The value of data from monitoring, and hence the value of monitoring per se, also might be better recognized and hence appropriately funded, if they were part of natural capital initiatives such as the framework for the System of Environmental and Economic Accounting [59]. This is because such frameworks allow policy-makers to determine where lies the best return on investment in, and management of, natural capital. As an example, environmental accounts developed for the African nation of Botswana showed that the economic and social value of water for native wildlife (and hence ecotourism) far exceeded the value of water for agriculture and this, in turn, strongly influenced policies on water allocation [59].
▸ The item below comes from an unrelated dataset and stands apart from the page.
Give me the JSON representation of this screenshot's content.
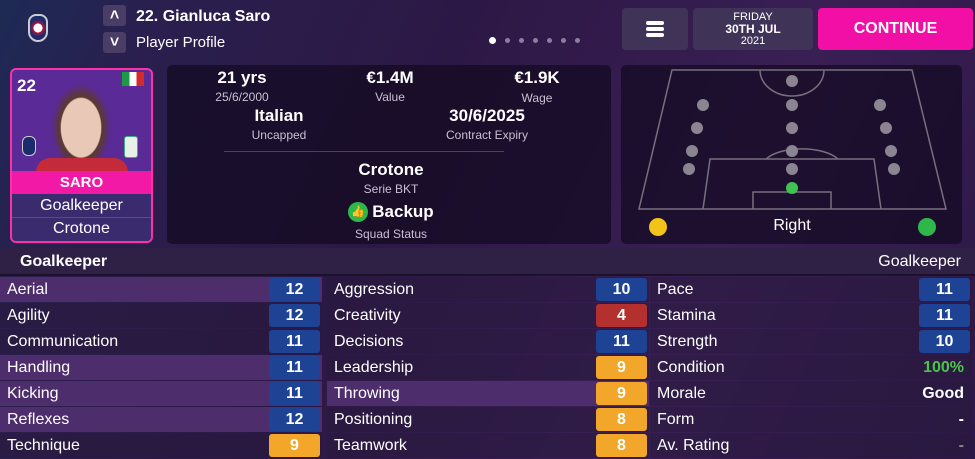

Finally, support for long-term monitoring programs might be more likely to be maintained where it can be demonstrated that such efforts are cost-effective and therefore delivering good return on investment. For example, it has been estimated that approximately 10% of the budget of large environmental management initiatives should be dedicated to monitoring in order for it to be possible to determine if such initiatives have been both ecologically effective and cost-effective [8••]. Cost-effectiveness was a fundamental part of the long-term monitoring program designed in part to appraise the weed control program in Booderee National Park in south-eastern Australia. The work focused in the cost-effectiveness and ecologically effectiveness of treatments to both check the spread of invasive plant species like Bitou Bush (Chrysanthemoides monilifera subsp. rotundata) and have limited impacts on non-target animal species, including species of conservation concern [45, 46].

Concluding Comments

Large-scale, long-term monitoring has many key roles in landscape ecology and conservation biology. Seven of the most important ones are as follows: (1) documenting responses to environmental change; (2) answering key ecological questions; (3) testing existing ecological theory and developing new theory; (4) quantifying the effectiveness of management interventions; (5) informing environmental prediction systems; (6) engaging citizen scientists and the general public; (7) contributing data and other insights to environmental initiatives. Some of these key roles can only be realized if a monitoring program is well designed, implemented, and maintained. Securing long-term funding may be more likely where monitoring data are used in mandatory reporting on environmental conditions or on biodiversity.